Başak on beş dakika sonra salona geldiğinde, Tarık'ın koltukta uyuduğunu gördü. Karşısındaki tekli koltuğa oturup bir süre izledi. İzlendiğini anlayan Tarık, tilki uykusundan uyandı ve Başak'a gülümsedi.

“Yanıma gel tatlım. “

“Hayır. Konuşacaklarımı buradayken daha rahat toparlarım.”

“Tamam o zaman.
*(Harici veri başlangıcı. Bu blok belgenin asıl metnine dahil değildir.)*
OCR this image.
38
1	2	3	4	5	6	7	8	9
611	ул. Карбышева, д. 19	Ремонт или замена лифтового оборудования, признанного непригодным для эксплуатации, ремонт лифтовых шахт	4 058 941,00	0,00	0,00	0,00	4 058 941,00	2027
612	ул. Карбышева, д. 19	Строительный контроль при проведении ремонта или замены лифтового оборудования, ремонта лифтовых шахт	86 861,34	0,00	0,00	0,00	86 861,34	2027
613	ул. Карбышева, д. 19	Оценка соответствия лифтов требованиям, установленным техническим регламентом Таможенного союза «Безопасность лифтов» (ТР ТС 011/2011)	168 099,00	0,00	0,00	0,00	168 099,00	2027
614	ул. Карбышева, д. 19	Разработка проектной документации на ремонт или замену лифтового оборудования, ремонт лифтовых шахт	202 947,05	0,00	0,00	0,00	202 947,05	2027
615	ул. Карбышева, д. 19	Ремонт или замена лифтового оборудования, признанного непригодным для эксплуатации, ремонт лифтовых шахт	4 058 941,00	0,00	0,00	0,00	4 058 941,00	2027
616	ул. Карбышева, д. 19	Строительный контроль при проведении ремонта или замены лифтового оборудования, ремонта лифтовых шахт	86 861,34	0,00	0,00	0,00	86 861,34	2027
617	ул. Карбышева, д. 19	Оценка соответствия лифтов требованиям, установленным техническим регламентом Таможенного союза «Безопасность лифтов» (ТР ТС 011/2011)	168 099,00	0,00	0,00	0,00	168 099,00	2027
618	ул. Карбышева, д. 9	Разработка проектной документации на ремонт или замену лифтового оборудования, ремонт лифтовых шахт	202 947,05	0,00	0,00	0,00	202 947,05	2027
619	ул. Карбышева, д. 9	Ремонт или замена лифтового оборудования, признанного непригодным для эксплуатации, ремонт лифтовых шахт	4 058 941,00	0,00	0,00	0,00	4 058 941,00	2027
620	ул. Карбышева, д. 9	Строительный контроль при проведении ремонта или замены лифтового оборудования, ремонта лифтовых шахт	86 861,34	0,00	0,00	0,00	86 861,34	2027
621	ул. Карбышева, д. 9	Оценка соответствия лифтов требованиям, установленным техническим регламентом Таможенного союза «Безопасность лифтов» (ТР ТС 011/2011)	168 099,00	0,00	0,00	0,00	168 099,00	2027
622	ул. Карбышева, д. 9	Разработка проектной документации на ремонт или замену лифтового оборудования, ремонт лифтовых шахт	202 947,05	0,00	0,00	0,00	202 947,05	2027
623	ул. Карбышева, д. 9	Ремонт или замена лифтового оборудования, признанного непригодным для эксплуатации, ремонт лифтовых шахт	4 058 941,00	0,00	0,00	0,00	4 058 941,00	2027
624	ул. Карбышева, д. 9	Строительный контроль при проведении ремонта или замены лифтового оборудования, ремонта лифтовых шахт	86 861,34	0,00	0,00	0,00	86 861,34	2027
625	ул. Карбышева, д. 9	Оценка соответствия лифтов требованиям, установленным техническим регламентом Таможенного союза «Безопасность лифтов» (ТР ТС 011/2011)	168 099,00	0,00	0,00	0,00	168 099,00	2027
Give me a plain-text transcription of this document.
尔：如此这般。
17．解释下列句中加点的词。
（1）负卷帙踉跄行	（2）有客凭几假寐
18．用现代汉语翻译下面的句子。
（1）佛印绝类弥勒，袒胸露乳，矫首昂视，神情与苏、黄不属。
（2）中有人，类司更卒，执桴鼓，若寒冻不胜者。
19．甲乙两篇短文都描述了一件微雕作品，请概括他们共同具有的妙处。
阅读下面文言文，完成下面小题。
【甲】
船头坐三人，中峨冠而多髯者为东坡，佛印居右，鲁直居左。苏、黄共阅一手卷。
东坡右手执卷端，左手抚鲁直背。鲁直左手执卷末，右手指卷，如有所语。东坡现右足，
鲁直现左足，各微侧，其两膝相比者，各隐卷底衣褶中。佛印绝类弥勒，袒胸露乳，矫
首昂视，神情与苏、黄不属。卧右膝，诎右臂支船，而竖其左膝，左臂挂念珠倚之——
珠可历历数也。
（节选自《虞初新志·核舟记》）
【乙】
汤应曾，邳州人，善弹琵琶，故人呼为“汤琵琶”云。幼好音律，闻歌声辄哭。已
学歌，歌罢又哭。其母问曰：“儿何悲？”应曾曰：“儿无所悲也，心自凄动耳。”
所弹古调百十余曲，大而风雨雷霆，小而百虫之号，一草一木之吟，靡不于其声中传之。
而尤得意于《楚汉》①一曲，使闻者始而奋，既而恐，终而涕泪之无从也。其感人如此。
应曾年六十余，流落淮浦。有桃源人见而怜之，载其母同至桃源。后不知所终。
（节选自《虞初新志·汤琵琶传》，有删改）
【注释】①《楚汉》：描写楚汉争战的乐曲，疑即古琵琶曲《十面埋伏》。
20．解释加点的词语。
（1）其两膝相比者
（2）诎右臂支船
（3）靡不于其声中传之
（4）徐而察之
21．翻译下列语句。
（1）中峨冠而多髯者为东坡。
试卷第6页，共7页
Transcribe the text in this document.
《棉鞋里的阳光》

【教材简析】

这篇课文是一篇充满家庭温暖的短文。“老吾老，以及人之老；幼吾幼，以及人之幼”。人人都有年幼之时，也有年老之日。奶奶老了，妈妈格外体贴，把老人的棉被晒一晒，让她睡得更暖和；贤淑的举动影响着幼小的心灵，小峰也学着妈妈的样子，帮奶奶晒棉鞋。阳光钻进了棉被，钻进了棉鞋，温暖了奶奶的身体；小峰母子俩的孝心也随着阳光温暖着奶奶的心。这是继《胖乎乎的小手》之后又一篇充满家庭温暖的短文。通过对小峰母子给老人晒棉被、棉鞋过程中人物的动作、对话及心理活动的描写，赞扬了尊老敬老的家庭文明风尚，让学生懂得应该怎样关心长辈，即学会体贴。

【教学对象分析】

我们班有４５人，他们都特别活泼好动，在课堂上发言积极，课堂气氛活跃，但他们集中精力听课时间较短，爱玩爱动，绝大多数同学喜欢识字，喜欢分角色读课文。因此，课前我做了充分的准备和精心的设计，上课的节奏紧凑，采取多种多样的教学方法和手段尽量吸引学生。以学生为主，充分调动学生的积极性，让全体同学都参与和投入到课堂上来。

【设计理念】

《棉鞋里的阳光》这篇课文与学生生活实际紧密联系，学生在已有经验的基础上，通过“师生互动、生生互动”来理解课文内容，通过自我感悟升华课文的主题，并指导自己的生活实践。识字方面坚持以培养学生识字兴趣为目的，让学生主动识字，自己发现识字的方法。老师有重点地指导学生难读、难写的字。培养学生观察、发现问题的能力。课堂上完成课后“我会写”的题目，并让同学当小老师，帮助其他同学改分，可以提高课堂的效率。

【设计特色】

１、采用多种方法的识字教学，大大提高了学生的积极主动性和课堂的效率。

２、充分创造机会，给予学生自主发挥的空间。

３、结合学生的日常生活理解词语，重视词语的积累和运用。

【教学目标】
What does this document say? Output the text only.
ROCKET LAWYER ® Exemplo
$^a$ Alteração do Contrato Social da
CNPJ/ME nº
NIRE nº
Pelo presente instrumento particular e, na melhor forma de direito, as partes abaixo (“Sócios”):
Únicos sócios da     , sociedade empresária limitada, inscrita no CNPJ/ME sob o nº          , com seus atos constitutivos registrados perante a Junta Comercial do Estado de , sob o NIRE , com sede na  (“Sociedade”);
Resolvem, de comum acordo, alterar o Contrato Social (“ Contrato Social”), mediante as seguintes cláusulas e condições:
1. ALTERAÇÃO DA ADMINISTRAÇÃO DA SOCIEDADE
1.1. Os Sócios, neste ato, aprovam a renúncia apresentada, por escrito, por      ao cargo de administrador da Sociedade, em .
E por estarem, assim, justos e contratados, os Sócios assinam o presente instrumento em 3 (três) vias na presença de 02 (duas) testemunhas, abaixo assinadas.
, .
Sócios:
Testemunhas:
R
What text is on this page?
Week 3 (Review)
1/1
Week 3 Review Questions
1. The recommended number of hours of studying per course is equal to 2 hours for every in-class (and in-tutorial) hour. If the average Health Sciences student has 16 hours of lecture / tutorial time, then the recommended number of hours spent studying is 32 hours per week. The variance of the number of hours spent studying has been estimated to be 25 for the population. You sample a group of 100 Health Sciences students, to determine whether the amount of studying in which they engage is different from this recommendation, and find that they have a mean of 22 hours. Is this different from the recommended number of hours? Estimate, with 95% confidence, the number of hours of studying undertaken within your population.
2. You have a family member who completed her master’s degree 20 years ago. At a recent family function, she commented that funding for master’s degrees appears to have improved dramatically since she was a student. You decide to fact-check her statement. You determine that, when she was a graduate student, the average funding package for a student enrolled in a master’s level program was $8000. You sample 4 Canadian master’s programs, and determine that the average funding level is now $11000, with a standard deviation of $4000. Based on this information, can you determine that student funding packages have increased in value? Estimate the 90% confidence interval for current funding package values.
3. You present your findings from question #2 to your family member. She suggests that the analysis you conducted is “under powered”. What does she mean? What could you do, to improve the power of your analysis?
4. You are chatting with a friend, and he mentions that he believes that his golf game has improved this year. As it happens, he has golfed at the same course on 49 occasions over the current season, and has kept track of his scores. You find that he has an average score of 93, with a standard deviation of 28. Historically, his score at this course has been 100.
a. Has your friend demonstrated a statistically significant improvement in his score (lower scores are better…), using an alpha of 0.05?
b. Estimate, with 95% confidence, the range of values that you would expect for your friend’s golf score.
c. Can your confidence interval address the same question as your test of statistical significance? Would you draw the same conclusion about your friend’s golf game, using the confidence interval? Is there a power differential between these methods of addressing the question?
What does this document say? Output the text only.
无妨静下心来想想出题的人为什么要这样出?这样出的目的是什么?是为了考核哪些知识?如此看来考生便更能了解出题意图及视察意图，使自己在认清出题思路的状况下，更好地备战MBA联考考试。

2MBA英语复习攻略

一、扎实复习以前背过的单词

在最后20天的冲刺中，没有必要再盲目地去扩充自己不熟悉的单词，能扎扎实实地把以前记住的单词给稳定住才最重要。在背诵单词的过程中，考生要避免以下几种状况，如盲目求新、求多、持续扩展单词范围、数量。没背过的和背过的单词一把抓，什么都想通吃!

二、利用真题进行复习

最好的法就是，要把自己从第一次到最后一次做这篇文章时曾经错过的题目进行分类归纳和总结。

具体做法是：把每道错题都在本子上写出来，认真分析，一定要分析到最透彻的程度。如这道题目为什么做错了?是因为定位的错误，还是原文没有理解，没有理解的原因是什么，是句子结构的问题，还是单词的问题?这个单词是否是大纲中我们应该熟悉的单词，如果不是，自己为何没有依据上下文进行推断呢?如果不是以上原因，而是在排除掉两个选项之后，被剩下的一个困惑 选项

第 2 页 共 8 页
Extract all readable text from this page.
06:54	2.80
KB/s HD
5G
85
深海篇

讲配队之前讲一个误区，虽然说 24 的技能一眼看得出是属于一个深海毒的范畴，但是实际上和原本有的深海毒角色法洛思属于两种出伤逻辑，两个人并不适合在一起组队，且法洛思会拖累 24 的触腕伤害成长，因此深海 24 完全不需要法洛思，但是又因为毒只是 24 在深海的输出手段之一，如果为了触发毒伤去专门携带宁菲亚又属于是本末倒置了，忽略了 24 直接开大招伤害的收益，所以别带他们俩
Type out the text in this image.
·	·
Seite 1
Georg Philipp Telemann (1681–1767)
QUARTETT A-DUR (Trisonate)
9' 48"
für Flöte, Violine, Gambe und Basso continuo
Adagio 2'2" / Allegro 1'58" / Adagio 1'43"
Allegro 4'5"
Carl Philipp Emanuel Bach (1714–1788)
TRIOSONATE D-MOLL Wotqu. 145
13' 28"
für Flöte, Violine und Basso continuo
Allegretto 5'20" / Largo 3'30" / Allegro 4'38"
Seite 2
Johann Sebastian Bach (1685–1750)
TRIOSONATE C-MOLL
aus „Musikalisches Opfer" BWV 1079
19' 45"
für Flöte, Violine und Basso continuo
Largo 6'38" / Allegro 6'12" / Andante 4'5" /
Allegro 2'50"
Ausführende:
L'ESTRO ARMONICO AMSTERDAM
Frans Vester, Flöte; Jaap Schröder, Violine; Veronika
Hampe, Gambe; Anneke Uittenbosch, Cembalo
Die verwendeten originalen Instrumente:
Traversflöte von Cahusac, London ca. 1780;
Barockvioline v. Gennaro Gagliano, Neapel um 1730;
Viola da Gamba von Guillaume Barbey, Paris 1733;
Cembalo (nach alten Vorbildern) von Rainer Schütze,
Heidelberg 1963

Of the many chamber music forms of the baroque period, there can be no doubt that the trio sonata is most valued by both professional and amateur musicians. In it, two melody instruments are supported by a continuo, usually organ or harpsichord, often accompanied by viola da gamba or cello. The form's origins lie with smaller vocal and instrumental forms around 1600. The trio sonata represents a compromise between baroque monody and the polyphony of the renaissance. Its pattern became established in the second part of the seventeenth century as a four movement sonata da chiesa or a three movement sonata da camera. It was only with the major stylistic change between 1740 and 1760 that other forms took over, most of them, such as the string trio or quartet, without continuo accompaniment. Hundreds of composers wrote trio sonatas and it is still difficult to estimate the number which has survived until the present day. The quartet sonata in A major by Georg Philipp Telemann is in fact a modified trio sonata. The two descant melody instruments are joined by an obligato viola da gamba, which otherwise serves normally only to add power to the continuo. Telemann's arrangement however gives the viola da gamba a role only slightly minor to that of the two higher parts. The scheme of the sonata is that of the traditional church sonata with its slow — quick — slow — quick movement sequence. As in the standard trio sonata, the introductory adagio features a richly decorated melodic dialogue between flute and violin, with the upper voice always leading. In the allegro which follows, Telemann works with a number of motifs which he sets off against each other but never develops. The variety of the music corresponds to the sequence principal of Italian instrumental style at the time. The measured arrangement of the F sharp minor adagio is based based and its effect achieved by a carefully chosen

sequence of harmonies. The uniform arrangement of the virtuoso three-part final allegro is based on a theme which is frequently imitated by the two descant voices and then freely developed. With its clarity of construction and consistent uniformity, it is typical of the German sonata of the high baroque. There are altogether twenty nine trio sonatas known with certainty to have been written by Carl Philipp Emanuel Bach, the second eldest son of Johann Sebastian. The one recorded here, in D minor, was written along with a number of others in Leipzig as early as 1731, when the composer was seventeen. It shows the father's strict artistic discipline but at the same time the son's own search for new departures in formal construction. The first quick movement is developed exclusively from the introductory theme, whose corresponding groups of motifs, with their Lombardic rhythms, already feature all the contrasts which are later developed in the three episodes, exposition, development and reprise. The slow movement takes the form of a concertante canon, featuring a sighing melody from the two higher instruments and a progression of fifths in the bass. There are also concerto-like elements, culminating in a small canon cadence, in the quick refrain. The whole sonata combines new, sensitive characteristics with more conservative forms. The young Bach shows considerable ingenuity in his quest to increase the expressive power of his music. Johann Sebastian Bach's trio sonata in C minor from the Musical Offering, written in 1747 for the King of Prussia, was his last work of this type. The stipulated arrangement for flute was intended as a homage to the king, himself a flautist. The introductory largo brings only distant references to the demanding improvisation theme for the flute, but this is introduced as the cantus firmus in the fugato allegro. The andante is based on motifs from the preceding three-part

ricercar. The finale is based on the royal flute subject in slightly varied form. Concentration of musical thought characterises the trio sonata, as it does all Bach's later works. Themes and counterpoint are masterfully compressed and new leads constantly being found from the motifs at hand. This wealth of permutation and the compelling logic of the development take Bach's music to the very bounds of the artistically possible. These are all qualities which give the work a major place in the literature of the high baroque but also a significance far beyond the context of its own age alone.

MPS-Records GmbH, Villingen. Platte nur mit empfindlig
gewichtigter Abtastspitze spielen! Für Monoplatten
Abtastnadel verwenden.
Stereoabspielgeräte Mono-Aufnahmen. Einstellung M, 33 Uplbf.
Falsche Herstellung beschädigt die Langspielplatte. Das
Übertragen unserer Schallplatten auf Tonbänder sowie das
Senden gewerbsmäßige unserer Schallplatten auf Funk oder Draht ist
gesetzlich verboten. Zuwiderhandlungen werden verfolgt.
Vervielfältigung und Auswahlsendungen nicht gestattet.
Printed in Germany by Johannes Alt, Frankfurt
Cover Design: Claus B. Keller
Seni dinliyorum.”

“Tarık, sen en başından beri dürüst bir ilişki istediğini söyledin. Ben de öyle olmasını tercih ederim. Seni ilk gördüğüm andan beri çok çekici buldum. Çok hoşlandım. Bunu da hiç gizlemedim. İlk çıktığımız yemekte kıskanç bir yapın olduğunu belirttin. Seni öyle kabullendim. Ben kıskanç biri değildim. Değildim diyorum, çünkü az önce öyle olmadığımı anladım. Senin mutfağıma girip kahve suyu koymuş olman beni zıvanadan çıkarttı.”

“Ne yani, sana kahve yapmamı mı kıskandın?”

“Tarık, saçmalama lütfen. Elbette kahve yapmanı kıskanmadım. Benden önce kahve yaptıklarını kıskandım.”

Tarık, ciddi olup olmadığını anlayamamıştı. Yüzündeki ifadeden son derece ciddi olduğunu anlayınca, yine içinde bir yerler memnun oldu. Başak'ın kendisini kıskanmasından hoşlanmıştı. Bu da kendisi için bir ilkti. Söze nasıl başlayacağını bilemedi.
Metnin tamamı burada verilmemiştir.